Buying or selling a home requires a professional REALTOR

The economy is strong, unemployment is low, and home prices on the rise. The demand from buyers is still strong and inventory is increasing. These indicators are very tempting for some sellers. They see the strength of the market and houses selling quickly. As a result, they are tempted to try to sell their homes on their own rather than using the services of a real estate professional.

Realtors are highly trained in the laws and requirements of selling houses. There are many moving parts to selling a house, many laws to abide by, and several potential pit falls along the way. Realtors are experienced in these areas as well as negotiations. While, in most cases, the seller is not. Sellers must realize that their ability to negotiate the deal and navigate the legal aspects of a sale, will determine whether or not they get the best deal for themselves and their families, and if they are positioning themselves for litigation.

My intent is not to frighten anyone with the thought of potential litigation, but the laws are very clear and direct when it comes to such a large financial transaction. There are many regulations and laws governing the sale of a home, and ignorance of a law is not an accepted defense. So, if you intentionally or inadvertently break one of these laws or regulations, you are opening yourself up for potential litigation.

As an example: Let’s say that at one time, while you owned the home or before you owned the home, you knew there was flood damage. If you do not disclose all material facts pertaining to the home, and the buyer later on discovers that you knew, you are liable.

If you decide to do FSBO, here is a short list of the people the seller must be prepared to negotiate with:

The Buyer. The buyer is going to want the best deal possible. If a buyer is unrepresented, then they will want to you to discount the house by 6%, which is what you would have paid in commissions had you listed with a Realtor. If they are represented by a Realtor , then they will want a discount of 3%, which is the selling agents commission.

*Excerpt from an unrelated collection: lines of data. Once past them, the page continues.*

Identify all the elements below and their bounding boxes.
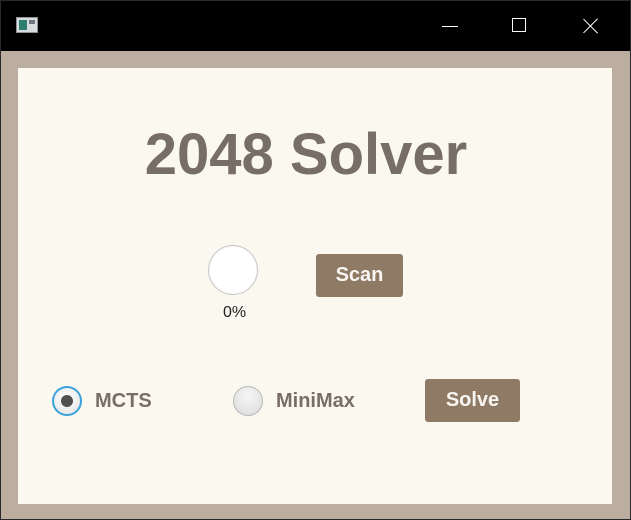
progress-label: 0% <box>222 304 247 321</box>
minimize-button[interactable] <box>415 1 485 51</box>
radio-unselected-icon[interactable] <box>233 386 263 416</box>
app-window: 2048 Solver 0% Scan MCTS MiniMax Solve <box>0 0 631 520</box>
maximize-icon <box>512 18 526 32</box>
solve-button[interactable]: Solve <box>425 379 520 422</box>
radio-label-minimax: MiniMax <box>276 389 355 412</box>
minimize-icon <box>442 26 458 27</box>
close-icon <box>583 18 599 34</box>
radio-mcts[interactable]: MCTS <box>52 385 152 417</box>
content-panel: 2048 Solver 0% Scan MCTS MiniMax Solve <box>18 68 612 504</box>
app-icon <box>16 17 38 33</box>
title-bar[interactable] <box>1 1 630 51</box>
radio-selected-icon[interactable] <box>52 386 82 416</box>
progress-indicator <box>208 245 258 295</box>
scan-button[interactable]: Scan <box>316 254 403 297</box>
page-title: 2048 Solver <box>144 122 468 187</box>
close-button[interactable] <box>557 1 627 51</box>
maximize-button[interactable] <box>485 1 555 51</box>
radio-label-mcts: MCTS <box>95 389 152 412</box>
radio-minimax[interactable]: MiniMax <box>233 385 355 417</box>
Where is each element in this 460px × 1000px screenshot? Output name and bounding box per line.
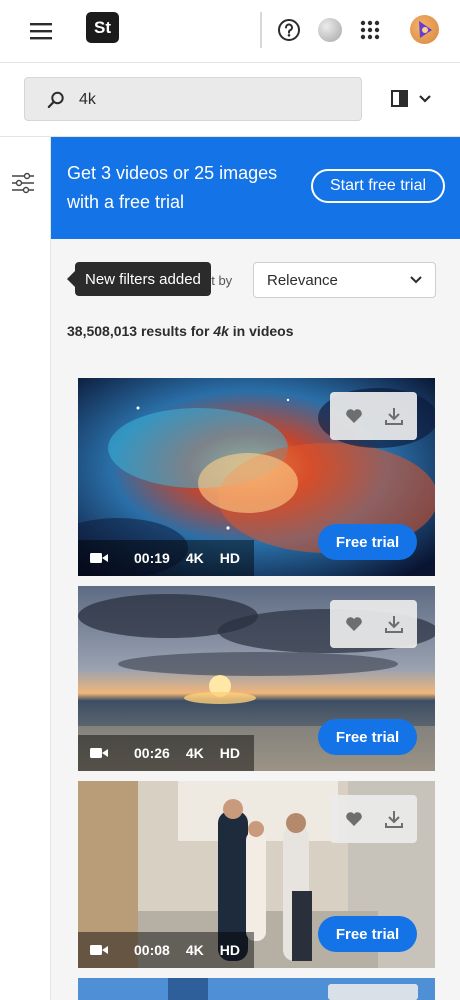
apps-button[interactable] (356, 16, 384, 44)
chevron-down-icon (419, 95, 431, 103)
heart-icon (346, 409, 362, 423)
sort-dropdown[interactable]: Relevance (253, 262, 436, 298)
download-button[interactable] (378, 805, 410, 833)
video-quality: HD (219, 550, 240, 566)
video-meta: 00:26 4K HD (78, 735, 254, 771)
video-camera-icon (90, 944, 108, 956)
video-thumbnail (78, 978, 435, 1000)
hamburger-icon (30, 23, 52, 40)
video-card[interactable]: 00:19 4K HD Free trial (78, 378, 435, 576)
content-type-dropdown[interactable] (388, 85, 434, 113)
filters-button[interactable] (9, 169, 37, 197)
download-icon (385, 811, 403, 828)
filter-sliders-icon (12, 172, 34, 194)
start-free-trial-button[interactable]: Start free trial (311, 169, 445, 203)
video-resolution: 4K (185, 745, 204, 761)
free-trial-button[interactable]: Free trial (318, 719, 417, 755)
video-camera-icon (90, 552, 108, 564)
avatar-illustration-icon (419, 21, 432, 38)
results-scope: videos (249, 323, 294, 339)
header-divider (260, 12, 262, 48)
results-query: 4k (213, 323, 229, 339)
video-resolution: 4K (185, 550, 204, 566)
video-quality: HD (219, 745, 240, 761)
like-button[interactable] (338, 610, 370, 638)
download-button[interactable] (378, 610, 410, 638)
video-type-icon (391, 90, 408, 107)
search-box[interactable] (24, 77, 362, 121)
status-indicator[interactable] (318, 18, 342, 42)
download-icon (385, 616, 403, 633)
top-bar: St (0, 0, 460, 63)
search-input[interactable] (77, 86, 341, 114)
like-button[interactable] (338, 402, 370, 430)
card-actions (330, 795, 417, 843)
video-duration: 00:08 (134, 942, 170, 958)
video-meta: 00:19 4K HD (78, 540, 254, 576)
heart-icon (346, 617, 362, 631)
download-icon (385, 408, 403, 425)
apps-grid-icon (360, 20, 380, 40)
video-card[interactable] (78, 978, 435, 1000)
free-trial-button[interactable]: Free trial (318, 524, 417, 560)
free-trial-banner: Get 3 videos or 25 images with a free tr… (51, 137, 460, 239)
video-duration: 00:19 (134, 550, 170, 566)
user-avatar[interactable] (410, 15, 439, 44)
search-icon (47, 91, 65, 114)
like-button[interactable] (338, 805, 370, 833)
left-rail (0, 137, 51, 1000)
video-camera-icon (90, 747, 108, 759)
new-filters-tooltip: New filters added (67, 262, 211, 296)
video-duration: 00:26 (134, 745, 170, 761)
stock-logo[interactable]: St (86, 12, 119, 43)
free-trial-button[interactable]: Free trial (318, 916, 417, 952)
help-circle-icon (278, 19, 300, 41)
video-meta: 00:08 4K HD (78, 932, 254, 968)
results-count: 38,508,013 results for 4k in videos (67, 323, 294, 339)
search-row (0, 63, 460, 137)
results-number: 38,508,013 (67, 323, 138, 339)
video-resolution: 4K (185, 942, 204, 958)
chevron-down-icon (410, 276, 422, 284)
banner-text: Get 3 videos or 25 images with a free tr… (67, 163, 278, 212)
card-actions (330, 600, 417, 648)
hamburger-menu-button[interactable] (24, 16, 58, 46)
download-button[interactable] (378, 402, 410, 430)
help-button[interactable] (275, 16, 303, 44)
video-card[interactable]: 00:08 4K HD Free trial (78, 781, 435, 968)
card-actions (330, 392, 417, 440)
sort-selected-value: Relevance (267, 272, 338, 289)
results-area: Get 3 videos or 25 images with a free tr… (51, 137, 460, 1000)
heart-icon (346, 812, 362, 826)
video-quality: HD (219, 942, 240, 958)
video-card[interactable]: 00:26 4K HD Free trial (78, 586, 435, 771)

The Buyer’s Realtor. The buyers Realtor has only one duty: To solely represent the best interests of their client. You the seller are not their client.

The Home Inspection Company. These companies inspect your home from top to bottom, and the access and timeframe are strictly governed by law. The inspector will always find things wrong with your home, that’s their job. How you handle the inspection and the results are critical.

The Termite Inspector. If the inspector finds evidence of termites, how do you handle it. If you intentionally cleared any evidence of termites, but know you have termites, and you fail to disclose, you are liable. Also, who pays for the termite treatment.

The Buyer’s Lender. Are you good enough to look at a potential deal and know if it is a solid finance deal. Do you know what to ask the lender? Are you legally able to ask these questions. One of the scariest parts of a real estate transaction is the financing. As Realtors, the lender has to speak with us and give us weekly updates on the loan process.

The Appraiser. Do you know how to properly provide an appraiser with comps to substantiate your sales price? Do you know how to properly question an appraisal? What happens if the home does not appraise for the sale price?

The Title Company. Hiring the right Title Company is critical to the process. Realtors usually are able to negotiate the title fees for their clients. Remember, they deal with the title company frequently and have strong relationships.

The City, Town or Municipality. If you need to get copies of permits, or if the county records do not match your information, or if there were additions to the property that may not have been permitted, you must know who and how to deal with. I’ve seen this very issue kill deals.

The Buyer’s Buyer. What if your buyer has to sell their home before buying yours? Do you know how to properly investigate the strength of their buyer? How to navigate your buyers buyers transaction, this is tricky.

These are just a few of the things you need to keep in mind when deciding to sell your home as FSBO. There any other potential issues or pitfalls.

Bottom Line

On average, 75% of all FSBO’s sign with a Realtor within 60 days of listing their home for sale as FSBO.

Statistically speaking, homes sold by FSBO sell for an average of 6% less than those sold by a Realtor.

During the last 20 years the percentage of FSBO has steadily decreased. The cost and aggravation of selling your home on your own is more than most homeowners can handle.